RDC : Dialogue avec les groupes armés, Fayulu jette un pont sur le volcan congolais

En pleine tourmente sécuritaire à l’Est et crispation institutionnelle à Kinshasa, Martin Fayulu propose un dialogue national « véritablement inclusif », allant jusqu’à intégrer les groupes armés. Une ligne rouge pour certains, un passage obligé pour d’autres.
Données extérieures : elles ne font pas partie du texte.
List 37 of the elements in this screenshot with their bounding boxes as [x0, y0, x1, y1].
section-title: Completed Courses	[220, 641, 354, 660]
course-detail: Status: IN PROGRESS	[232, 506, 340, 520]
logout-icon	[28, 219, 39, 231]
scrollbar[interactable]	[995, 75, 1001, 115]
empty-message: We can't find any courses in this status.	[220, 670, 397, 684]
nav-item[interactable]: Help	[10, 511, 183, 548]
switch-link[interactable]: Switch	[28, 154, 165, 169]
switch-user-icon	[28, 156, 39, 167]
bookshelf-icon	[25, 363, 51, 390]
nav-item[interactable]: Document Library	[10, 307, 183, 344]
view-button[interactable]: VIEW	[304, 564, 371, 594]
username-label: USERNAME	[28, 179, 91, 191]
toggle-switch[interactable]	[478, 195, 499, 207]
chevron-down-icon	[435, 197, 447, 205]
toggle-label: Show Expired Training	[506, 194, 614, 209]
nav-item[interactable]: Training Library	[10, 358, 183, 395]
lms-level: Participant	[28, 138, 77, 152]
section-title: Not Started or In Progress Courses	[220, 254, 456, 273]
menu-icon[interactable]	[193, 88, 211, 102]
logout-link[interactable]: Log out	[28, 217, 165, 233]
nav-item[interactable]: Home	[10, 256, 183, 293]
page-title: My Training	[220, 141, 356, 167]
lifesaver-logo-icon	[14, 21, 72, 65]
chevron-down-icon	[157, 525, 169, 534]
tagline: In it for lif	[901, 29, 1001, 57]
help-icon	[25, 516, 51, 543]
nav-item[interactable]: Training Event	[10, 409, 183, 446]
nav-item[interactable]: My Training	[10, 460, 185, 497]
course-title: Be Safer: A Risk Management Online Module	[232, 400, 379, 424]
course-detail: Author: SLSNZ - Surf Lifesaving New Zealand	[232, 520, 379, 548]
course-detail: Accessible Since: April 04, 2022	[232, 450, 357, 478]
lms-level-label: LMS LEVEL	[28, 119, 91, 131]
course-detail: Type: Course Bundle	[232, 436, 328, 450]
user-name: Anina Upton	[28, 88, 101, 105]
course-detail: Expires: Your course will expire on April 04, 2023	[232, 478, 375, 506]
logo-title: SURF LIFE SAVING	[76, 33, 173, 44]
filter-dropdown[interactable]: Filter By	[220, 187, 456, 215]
La crise congolaise cherche sa table de négociation.

La Table élargie ou l’impasse

Chef de la coalition Lamuka, Fayulu estime qu’exclure des acteurs même armés reviendrait à « affaiblir la légitimité du processus ». La proposition tranche avec la position du président Félix Tshisekedien, favorable à un cadre institutionnel sans remise en cause de la légitimité du pouvoir ni des décisions judiciaires.
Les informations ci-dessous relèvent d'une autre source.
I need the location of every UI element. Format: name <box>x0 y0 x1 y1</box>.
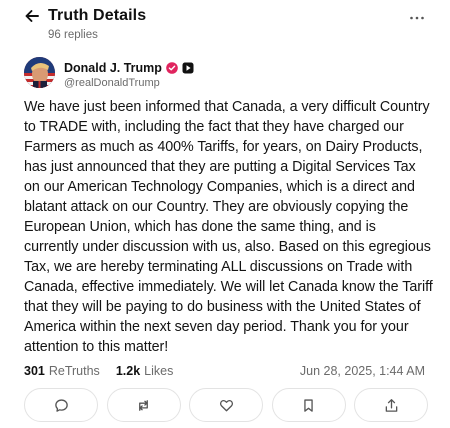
arrow-left-icon <box>24 8 40 29</box>
media-badge-icon <box>182 62 194 74</box>
share-button[interactable] <box>354 388 428 422</box>
truth-details-page: Truth Details 96 replies Donald J. Trump… <box>0 0 450 428</box>
reply-bubble-icon <box>54 398 69 413</box>
avatar[interactable] <box>24 57 55 88</box>
author-display-name[interactable]: Donald J. Trump <box>64 61 162 75</box>
reply-button[interactable] <box>24 388 98 422</box>
post-author: Donald J. Trump @realDonaldTrump <box>24 57 424 93</box>
verified-badge-icon <box>166 62 178 74</box>
page-title: Truth Details <box>48 7 147 24</box>
retruths-label[interactable]: ReTruths <box>49 364 100 378</box>
post-timestamp: Jun 28, 2025, 1:44 AM <box>299 364 425 378</box>
likes-count[interactable]: 1.2k <box>116 364 140 378</box>
bookmark-icon <box>301 398 316 413</box>
retruth-button[interactable] <box>106 388 181 422</box>
author-handle[interactable]: @realDonaldTrump <box>64 77 160 89</box>
bookmark-button[interactable] <box>271 388 346 422</box>
share-icon <box>384 398 399 413</box>
back-button[interactable] <box>22 8 42 28</box>
more-options-button[interactable] <box>406 8 428 26</box>
retruths-count[interactable]: 301 <box>24 364 45 378</box>
action-bar <box>24 387 428 423</box>
heart-icon <box>219 398 234 413</box>
post-text: We have just been informed that Canada, … <box>24 99 433 355</box>
like-button[interactable] <box>189 388 263 422</box>
retruth-arrows-icon <box>136 398 151 413</box>
author-name-line: Donald J. Trump <box>64 61 194 75</box>
post-stats: 301 ReTruths 1.2k Likes <box>24 364 173 378</box>
replies-count: 96 replies <box>48 29 98 41</box>
page-header: Truth Details 96 replies <box>0 0 450 46</box>
more-horizontal-icon <box>409 8 425 26</box>
likes-label[interactable]: Likes <box>144 364 173 378</box>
La logique de Fayulu rejoint un principe classique de la théorie des négociations : selon William Ury, « on ne fait pas la paix avec ses amis, mais avec ses adversaires ». Inclure n’est pas légitimer ; c’est reconnaître l’existence d’un rapport de force à transformer.

Sept chantiers pour un État fissuré

Intégrité territoriale, réforme de l’armée, gouvernance éthique, justice indépendante, réformes électorales : la feuille de route ambitionne une refondation. Cette approche systémique rappelle l’analyse de John Paul Lederach : « Les conflits enracinés exigent une transformation des structures, pas seulement des accords de surface ». Autrement dit, négocier sans traiter les causes profondes reviendrait à panser un volcan.

Conditions ou défiance stratégique ?

Depuis l’exil, Seth Kikuni pose des préalables : fin des poursuites politiques, libération des détenus d’opinion, décrispation. Le Cadre dirigé par Michel Mwika reprend ces exigences. Dans la théorie de Roger Fisher, tout acteur calcule son « BATNA » sa meilleure alternative à un accord négocié. Poser des conditions, c’est signaler que la participation n’est pas acquise. C’est aussi déplacer le centre de gravité des discussions vers la confiance préalable.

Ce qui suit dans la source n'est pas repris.